The private vs public comparison
Where private sector wins, clearly: the top end. Federal executive base salary peaks at around $260K for an EX-05 (Assistant Deputy Minister, the top of the EX scale), or roughly $310K including the at-risk performance pay band. Equivalent senior roles at the big banks, Crown corp executive tiers, or senior tech compensate well past that, often by a factor of two or three once equity and bonuses are included. Counter-offers, performance bonuses, and equity grants don't really exist in the federal world with a rigid salary ceiling.
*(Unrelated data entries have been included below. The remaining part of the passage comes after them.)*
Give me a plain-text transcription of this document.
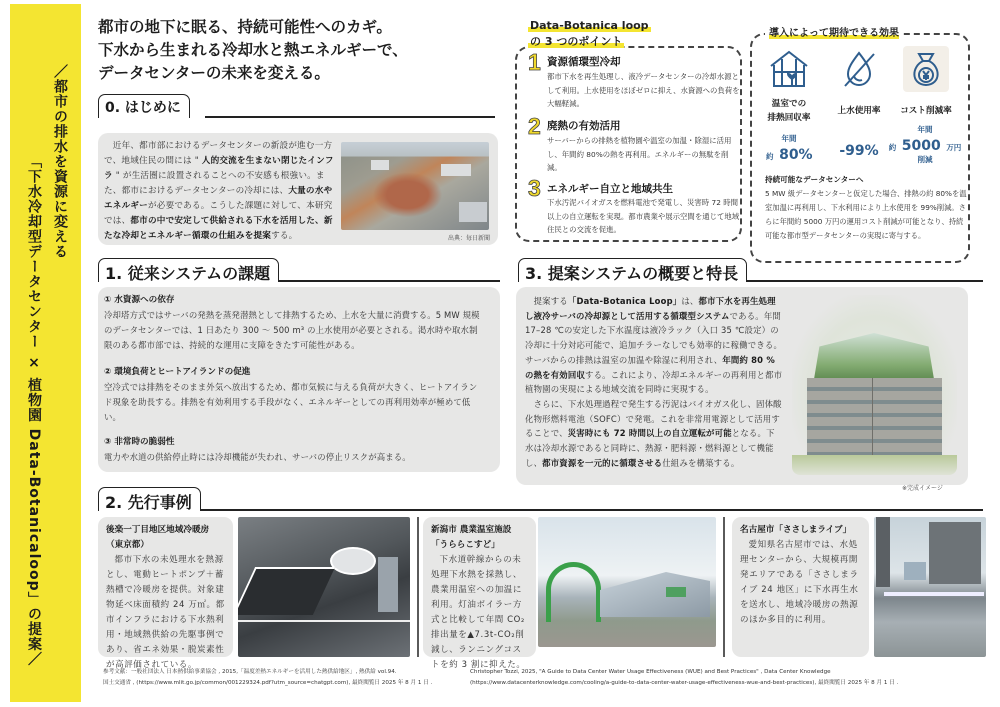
／都市の排水を資源に変える
「下水冷却型データセンター × 植物園 Data-Botanicaloop」の提案／
都市の地下に眠る、持続可能性へのカギ。
下水から生まれる冷却水と熱エネルギーで、
データセンターの未来を変える。
0. はじめに
　近年、都市部におけるデータセンターの新設が進む一方で、地域住民の間には " 人的交流を生まない閉じたインフラ " が生活圏に設置されることへの不安感も根強い。また、都市におけるデータセンターの冷却には、大量の水やエネルギーが必要である。こうした課題に対して、本研究では、都市の中で安定して供給される下水を活用した、新たな冷却とエネルギー循環の仕組みを提案する。	出典：毎日新聞
1. 従来システムの課題
① 水資源への依存
冷却塔方式ではサーバの発熱を蒸発潜熱として排熱するため、上水を大量に消費する。5 MW 規模のデータセンターでは、1 日あたり 300 ～ 500 m³ の上水使用が必要とされる。渇水時や取水制限のある都市部では、持続的な運用に支障をきたす可能性がある。
② 環境負荷とヒートアイランドの促進
空冷式では排熱をそのまま外気へ放出するため、都市気候に与える負荷が大きく、ヒートアイランド現象を助長する。排熱を有効利用する手段がなく、エネルギーとしての再利用効率が極めて低い。
③ 非常時の脆弱性
電力や水道の供給停止時には冷却機能が失われ、サーバの停止リスクが高まる。
2. 先行事例
後楽一丁目地区地域冷暖房（東京都）
都市下水の未処理水を熱源とし、電動ヒートポンプ＋蓄熱槽で冷暖房を提供。対象建物延べ床面積約 24 万㎡。都市インフラにおける下水熱利用・地域熱供給の先駆事例であり、省エネ効果・脱炭素性が高評価されている。
新潟市 農業温室施設「うららこすど」
下水道幹線からの未処理下水熱を採熱し、農業用温室への加温に利用。灯油ボイラー方式と比較して年間 CO₂ 排出量を▲7.3t-CO₂削減し、ランニングコストを約 3 割に抑えた。
名古屋市「ささしまライブ」
愛知県名古屋市では、水処理センターから、大規模再開発エリアである「ささしまライブ 24 地区」に下水再生水を送水し、地域冷暖房の熱源のほか多目的に利用。
Data-Botanica loop
の 3 つのポイント
1 資源循環型冷却
都市下水を再生処理し、液冷データセンターの冷却水源として利用。上水使用をほぼゼロに抑え、水資源への負荷を大幅軽減。
2 廃熱の有効活用
サーバーからの排熱を植物園や温室の加温・除湿に活用し、年間約 80%の熱を再利用。エネルギーの無駄を削減。
3 エネルギー自立と地域共生
下水汚泥バイオガスを燃料電池で発電し、災害時 72 時間以上の自立運転を実現。都市農業や展示空間を通じて地域住民との交流を促進。
導入によって期待できる効果
温室での
排熱回収率
上水使用率	コスト削減率
年間
約 80% -99%
年間
約 5000 万円
削減
持続可能なデータセンターへ
5 MW 級データセンターと仮定した場合、排熱の約 80%を温室加温に再利用し、下水利用により上水使用を 99%削減。さらに年間約 5000 万円の運用コスト削減が可能となり、持続可能な都市型データセンターの実現に寄与する。
3. 提案システムの概要と特長
　提案する「Data-Botanica Loop」は、都市下水を再生処理し液冷サーバの冷却源として活用する循環型システムである。年間 17–28 ℃の安定した下水温度は液冷ラック（入口 35 ℃設定）の冷却に十分対応可能で、追加チラーなしでも効率的に稼働できる。サーバからの排熱は温室の加温や除湿に利用され、年間約 80 % の熱を有効回収する。これにより、冷却エネルギーの再利用と都市植物園の実現による地域交流を同時に実現する。
　さらに、下水処理過程で発生する汚泥はバイオガス化し、固体酸化物形燃料電池（SOFC）で発電。これを非常用電源として活用することで、災害時にも 72 時間以上の自立運転が可能となる。下水は冷却水源であると同時に、熱源・肥料源・燃料源として機能し、都市資源を一元的に循環させる仕組みを構築する。
※完成イメージ
参考文献：一般社団法人 日本熱供給事業協会 , 2015,「温度差熱エネルギーを活用した熱供給地区」, 熱供給 vol.94.
国土交通省 , (https://www.mlit.go.jp/common/001229324.pdf?utm_source=chatgpt.com), 最終閲覧日 2025 年 8 月 1 日 .
Christopher Tozzi, 2025, "A Guide to Data Center Water Usage Effectiveness (WUE) and Best Practices" , Data Center Knowledge
(https://www.datacenterknowledge.com/cooling/a-guide-to-data-center-water-usage-effectiveness-wue-and-best-practices), 最終閲覧日 2025 年 8 月 1 日 .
If you're top-quartile and ambitious, the federal ceiling will frustrate you quickly.
Where private sector also wins: mobility (federal jobs are concentrated in Ottawa, with limited regional flexibility), autonomy (large bureaucracies have large bureaucratic constraints), and speed of promotion (federal classification systems do not move fast).
Where government is competitive: the mid-career band, roughly $80,000 to $150,000 gross, for people who place high value on the pension and predictability. A mid-career EC-05 or IT-03 in Ottawa is doing roughly as well as a comparable mid-level role at a bank or Crown corporation, once you fold in the pension and benefits, and is doing better than most private-sector knowledge work outside the top tech and finance firms.
Households where both partners work federally compound the effect, for better and worse. Better because the pension income stacks in retirement. Worse because both careers are tied to the same employer's pay scale, policy environment, and Ottawa-centric geography.
How to plug this into your retirement plan
If you're a federal employee doing retirement math, here's the order I'd suggest:
- Start with the pension, not the savings. Estimate your best-five average and years to retirement, multiply 2% x years x average. That is your baseline indexed income for life, if you make it to vesting and through the years-of-service threshold. Layer CPP and OAS on top.
- Don't bet on the pension if you might leave early. If you're under 15 years of service or under 60, and considering a private-sector move, the pension's present value to you is generally much lower than the headline number suggests.
- Treat your TFSA and RRSP as inflation hedges and discretionary top-ups, not the core. The pension covers the floor. Your private savings cover lifestyle, taxes, and the gap between retirement and 65 if you retire early.
- Plan the CPP timing carefully. The PSPP drops at 65 to make room for CPP. If you delay CPP past 65 to get a bigger benefit, your total income takes a multi-year dip before the larger CPP cheques arrive.
If you're not a federal employee but you're advising one (or partnered with one), the same logic applies. The pension is the central asset and the hardest to compare to a normal portfolio. Everything else is supporting structure.
For exact numbers on your own level and step, fedpay.ca/take-home has a calculator that handles federal tax + provincial tax + CPP + PSPP. It doesn't yet model union dues or DI (those vary by bargaining unit), but it gets you most of the way there.